I am starting a new calligraphy project based on the channeled writing if Esther Hicks and the Abraham. I think I'll do it in Italic which will give me ample time to practice my Italic. I am working on the emotional guidance system scale of 22 emotions looking at that like a chart. Anyway I hope it turns out well and I can hang it on my wall to help me check where I am at any time and how I can scale up the chart. Amazing thing with the A-Hicks stuff is it works so well. I have gone from better, to better, with it. But this chart is going to be a very long project to undertake, but it gives me lots of opportunity to learn and I'll have something I value and is useful at the end. Thats always a plus!!! Happy days:)

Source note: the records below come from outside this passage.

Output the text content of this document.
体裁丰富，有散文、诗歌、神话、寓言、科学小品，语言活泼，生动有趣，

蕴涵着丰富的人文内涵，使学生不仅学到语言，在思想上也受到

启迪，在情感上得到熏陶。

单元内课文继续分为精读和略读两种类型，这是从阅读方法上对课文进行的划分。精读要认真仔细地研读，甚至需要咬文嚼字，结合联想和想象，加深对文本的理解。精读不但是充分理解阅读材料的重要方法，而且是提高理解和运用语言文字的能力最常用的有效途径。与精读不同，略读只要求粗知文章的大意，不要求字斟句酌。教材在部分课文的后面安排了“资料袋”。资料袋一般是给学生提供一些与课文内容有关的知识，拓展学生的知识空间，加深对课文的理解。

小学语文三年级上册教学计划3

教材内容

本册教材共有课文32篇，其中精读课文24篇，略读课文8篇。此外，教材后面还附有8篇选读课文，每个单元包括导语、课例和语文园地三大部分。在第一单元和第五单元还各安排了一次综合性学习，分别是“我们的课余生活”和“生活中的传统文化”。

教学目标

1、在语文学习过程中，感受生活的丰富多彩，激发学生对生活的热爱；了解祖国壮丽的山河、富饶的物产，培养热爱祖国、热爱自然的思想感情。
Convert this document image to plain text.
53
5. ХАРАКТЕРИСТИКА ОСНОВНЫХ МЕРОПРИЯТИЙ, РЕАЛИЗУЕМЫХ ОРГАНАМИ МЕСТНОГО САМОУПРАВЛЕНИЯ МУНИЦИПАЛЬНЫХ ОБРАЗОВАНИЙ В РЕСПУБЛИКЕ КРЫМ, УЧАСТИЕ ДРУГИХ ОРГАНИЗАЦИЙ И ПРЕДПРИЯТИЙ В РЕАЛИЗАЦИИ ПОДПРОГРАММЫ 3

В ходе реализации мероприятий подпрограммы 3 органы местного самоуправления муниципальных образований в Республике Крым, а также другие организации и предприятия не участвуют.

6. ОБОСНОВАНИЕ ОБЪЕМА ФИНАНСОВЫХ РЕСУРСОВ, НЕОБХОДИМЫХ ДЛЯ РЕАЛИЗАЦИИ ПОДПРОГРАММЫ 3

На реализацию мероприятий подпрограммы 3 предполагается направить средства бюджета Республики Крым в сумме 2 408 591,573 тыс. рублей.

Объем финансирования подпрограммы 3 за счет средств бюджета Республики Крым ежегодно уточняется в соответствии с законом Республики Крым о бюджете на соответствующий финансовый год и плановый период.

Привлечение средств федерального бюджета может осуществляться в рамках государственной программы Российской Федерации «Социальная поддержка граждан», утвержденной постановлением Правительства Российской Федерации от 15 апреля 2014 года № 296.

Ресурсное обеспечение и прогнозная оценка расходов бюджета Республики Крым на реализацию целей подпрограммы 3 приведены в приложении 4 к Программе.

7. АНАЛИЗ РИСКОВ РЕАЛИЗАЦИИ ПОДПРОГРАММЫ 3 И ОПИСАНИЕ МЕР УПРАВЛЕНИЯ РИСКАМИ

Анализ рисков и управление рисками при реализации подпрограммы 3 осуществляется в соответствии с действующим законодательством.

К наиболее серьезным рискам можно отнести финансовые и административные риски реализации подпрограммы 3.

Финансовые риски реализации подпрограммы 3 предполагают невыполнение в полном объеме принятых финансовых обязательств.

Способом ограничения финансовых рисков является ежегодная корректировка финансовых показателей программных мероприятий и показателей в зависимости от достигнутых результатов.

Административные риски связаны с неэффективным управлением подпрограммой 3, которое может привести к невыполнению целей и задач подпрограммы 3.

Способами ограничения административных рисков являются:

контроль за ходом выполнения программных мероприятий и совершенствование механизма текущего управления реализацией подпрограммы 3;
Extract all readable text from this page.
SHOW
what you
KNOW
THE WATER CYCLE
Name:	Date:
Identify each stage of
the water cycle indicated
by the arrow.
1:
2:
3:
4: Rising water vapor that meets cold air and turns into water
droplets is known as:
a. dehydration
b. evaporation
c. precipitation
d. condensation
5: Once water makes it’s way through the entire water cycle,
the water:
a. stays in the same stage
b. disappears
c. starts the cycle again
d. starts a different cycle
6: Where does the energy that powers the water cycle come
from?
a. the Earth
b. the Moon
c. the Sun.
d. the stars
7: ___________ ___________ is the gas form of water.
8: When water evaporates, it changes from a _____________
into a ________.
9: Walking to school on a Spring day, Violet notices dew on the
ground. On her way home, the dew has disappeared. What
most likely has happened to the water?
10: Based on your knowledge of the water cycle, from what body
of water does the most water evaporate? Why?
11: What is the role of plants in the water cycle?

Reflection: Rain, Rain, Rain!

Sitting here as I am today on our first day of glorious rain for some months, and trying to reflect on all the stuff thats gone by in life. Its beautiful out there today. My roof is leaking, but rain is falling. So lovely just to hear it. A meditation in itself.

7/25/2006

Meditation topic: Ego centredness

Sometimes I am astounded by ego centredness. In as much as you can be so blind to it. How bound up in an ego drama you can be, and how often there is a need to step out of that and find some perspective. Now isnt that real non-attachment? To find perspective in life and focus on its fullness rather than a sense of lack? Isn't it always the ego that cries out there isnt enough? Whereas in reality aren't we often drowning in too much? How can our minds crammed so full still seek out even more facts and stimulus in order to find the peace that comes from letting go of thoughts? Yet we do. Patanjali wrote that one of the foundations of an enlightened mind is contentment. Its a not a contentment that grows from a sense of something achieved, but from something that always is. Its not from climbing to the top of the mountain, because the ego always glimpses a taller peak. Its about being on the mountain top wherever you are and never minding if its the tallest. Then the view in every direction is more than enough. Om.

7/19/2006

Meditation topic: Lifting energy

Sometimes you have to wait and wait to move into a different space. It doesnt seem to matter what meditation technique you try, somethings won't shift at all. You feel like you've been tacking back and forth in the pea-souper of your mind for weeks. Then, suddenly you close your eyes and its like lifting up the corner of a dense curtain. Suddenly there is quiet where there was din, sweetness where there was darkness. You listen to the sound of your breath and it becomes everything pure and soothing. You drop into a stillness in which its OK to be a human being living on a planet. Its like a droplet of healing and its so powerful, hours later as you write you can still feel that spreading like an elixir. What makes the karma you are burning up suddenly give up the ghost? It dissolves and you can glimpse the other beautiful shore. Life goes on. Om.